Daniel Sparks over at The Motley Fool has penned an excellent piece on the realities of the energy situation in America today. Starting with the harsh truth that the process of hydraulic fracturing, or "fracking” is the leader in acquiring cheap energy from the earth. Much like the early auto builders created less and less demand for carriages and buggy whips, the natural gas producers are leaving coal as an energy source in declining demand.
The early auto industry quickly created new jobs which required different skill sets than the old buggy makers possessed and the local blacksmiths also learned something new or found themselves losing work.

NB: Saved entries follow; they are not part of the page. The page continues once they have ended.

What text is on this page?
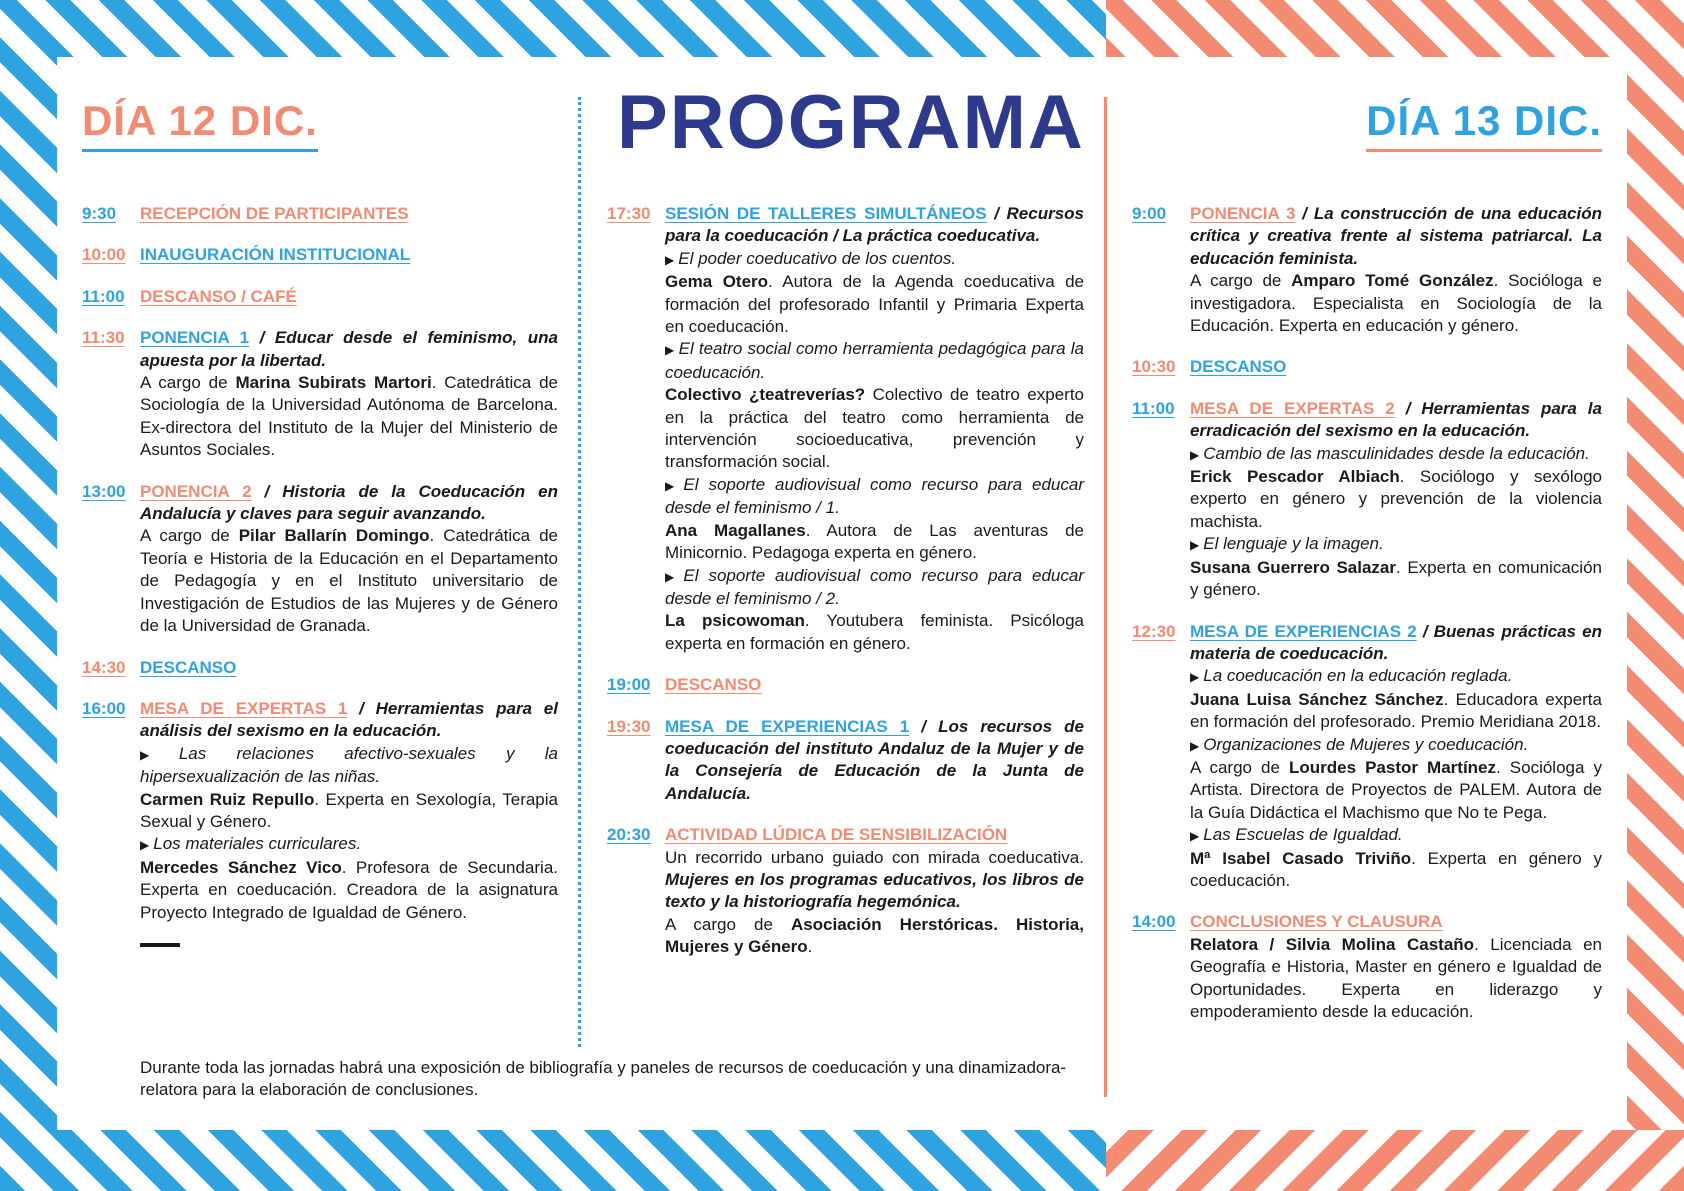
DÍA 12 DIC.	PROGRAMA	DÍA 13 DIC.
9:30	RECEPCIÓN DE PARTICIPANTES
10:00 INAUGURACIÓN INSTITUCIONAL
11:00 DESCANSO / CAFÉ
11:30 PONENCIA 1 / Educar desde el feminismo, una apuesta por la libertad.
A cargo de Marina Subirats Martori. Catedrática de Sociología de la Universidad Autónoma de Barcelona. Ex-directora del Instituto de la Mujer del Ministerio de Asuntos Sociales.
13:00 PONENCIA 2 / Historia de la Coeducación en Andalucía y claves para seguir avanzando.
A cargo de Pilar Ballarín Domingo. Catedrática de Teoría e Historia de la Educación en el Departamento de Pedagogía y en el Instituto universitario de Investigación de Estudios de las Mujeres y de Género de la Universidad de Granada.
14:30 DESCANSO
16:00 MESA DE EXPERTAS 1 / Herramientas para el análisis del sexismo en la educación.
▶ Las relaciones afectivo-sexuales y la hipersexualización de las niñas.
Carmen Ruiz Repullo. Experta en Sexología, Terapia Sexual y Género.
▶ Los materiales curriculares.
Mercedes Sánchez Vico. Profesora de Secundaria. Experta en coeducación. Creadora de la asignatura Proyecto Integrado de Igualdad de Género.
17:30 SESIÓN DE TALLERES SIMULTÁNEOS / Recursos para la coeducación / La práctica coeducativa.
▶ El poder coeducativo de los cuentos.
Gema Otero. Autora de la Agenda coeducativa de formación del profesorado Infantil y Primaria Experta en coeducación.
▶ El teatro social como herramienta pedagógica para la coeducación.
Colectivo ¿teatreverías? Colectivo de teatro experto en la práctica del teatro como herramienta de intervención socioeducativa, prevención y transformación social.
▶ El soporte audiovisual como recurso para educar desde el feminismo / 1.
Ana Magallanes. Autora de Las aventuras de Minicornio. Pedagoga experta en género.
▶ El soporte audiovisual como recurso para educar desde el feminismo / 2.
La psicowoman. Youtubera feminista. Psicóloga experta en formación en género.
19:00 DESCANSO
19:30 MESA DE EXPERIENCIAS 1 / Los recursos de coeducación del instituto Andaluz de la Mujer y de la Consejería de Educación de la Junta de Andalucía.
20:30 ACTIVIDAD LÚDICA DE SENSIBILIZACIÓN
Un recorrido urbano guiado con mirada coeducativa. Mujeres en los programas educativos, los libros de texto y la historiografía hegemónica.
A cargo de Asociación Herstóricas. Historia, Mujeres y Género.
9:00	PONENCIA 3 / La construcción de una educación crítica y creativa frente al sistema patriarcal. La educación feminista.
A cargo de Amparo Tomé González. Socióloga e investigadora. Especialista en Sociología de la Educación. Experta en educación y género.
10:30 DESCANSO
11:00 MESA DE EXPERTAS 2 / Herramientas para la erradicación del sexismo en la educación.
▶ Cambio de las masculinidades desde la educación.
Erick Pescador Albiach. Sociólogo y sexólogo experto en género y prevención de la violencia machista.
▶ El lenguaje y la imagen.
Susana Guerrero Salazar. Experta en comunicación y género.
12:30 MESA DE EXPERIENCIAS 2 / Buenas prácticas en materia de coeducación.
▶ La coeducación en la educación reglada.
Juana Luisa Sánchez Sánchez. Educadora experta en formación del profesorado. Premio Meridiana 2018.
▶ Organizaciones de Mujeres y coeducación.
A cargo de Lourdes Pastor Martínez. Socióloga y Artista. Directora de Proyectos de PALEM. Autora de la Guía Didáctica el Machismo que No te Pega.
▶ Las Escuelas de Igualdad.
Mª Isabel Casado Triviño. Experta en género y coeducación.
14:00 CONCLUSIONES Y CLAUSURA
Relatora / Silvia Molina Castaño. Licenciada en Geografía e Historia, Master en género e Igualdad de Oportunidades. Experta en liderazgo y empoderamiento desde la educación.

Durante toda las jornadas habrá una exposición de bibliografía y paneles de recursos de coeducación y una dinamizadora-relatora para la elaboración de conclusiones.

So too must the coal miners realize that there are other forces than government regulations affecting the demand for coal. Primarily, it looks to be the “free market” which so many cite as the drummer to whose beat we should be marching.
Put bluntly, natural gas is now half the price of Appalachian coal. It may have happened during the current presidential administration and it may have some effect on the goals of the EPA, but it clearly came about due to the market forces of business. Carbon emissions are down nearly 8% since 2006, partly due to less driving but mostly to less coal use for power generation. Natural gas is cleaner to burn as a fuel, it generates electricity with twice the efficiency, it is not as destructive to the environment to produce (some differ on this) and the safety records of the production fields don’t seem to match the coals industry records. Is it any wonder that coal production is declining?
Today, coal generates just 34% of our electricity, down from 50% just four years ago. In the future, that rate will go down. As President Obama said as he was campaigning, “You can build a coal fired generating plant if you want but…” and the real economic wizards have already realized that they WILL go bankrupt in doing so. So they have not built the coal fired plants. Converting from coal to gas has appeared to be the more economical way to go.
Daniel’s piece concern’s itself with the effect that this decline in coal has had on the railroad industry and how the individual railroads have adjusted to it. Sure, the hauling of coal is a high-margin business and any decline in volume will show up in the company’s bottom line, but the railroads are not whining about the loss of business or jobs. They seem to be rolling with flow and making do.
In Andy Barr’s case, the loss of coal jobs, in his district, or even the loss of rail jobs statewide would look to be minimal, in the worst case scenario. The possibility of more efficiently generated electricity, produced from locally drilled gas wells (yes, Eastern Kentucky is full of them) that may keep our utility rates low is a future hope, but the decline in coal demand is a reality of today.
Coal demand is not just down in Appalachia, the decline is occurring across the nation. The coal of the Powder River Basin, itself a threat to Appalachian coal due to sulfur content, has also seen a similar decline in mining. The problem for Barr and his coal mining supporters seems to stem from the long-term price contracts negotiated to protect the coal operators and not the miners themselves.
Indeed the drop in natural prices - roughly $12 per million BTUs in 2008 versus roughly $4 now - has some executives believing the situation will benefit not just particular companies and industries, but the economy as a whole.
Perhaps the Republicans and Barr in particular do not really understand the economy as a whole in the first place.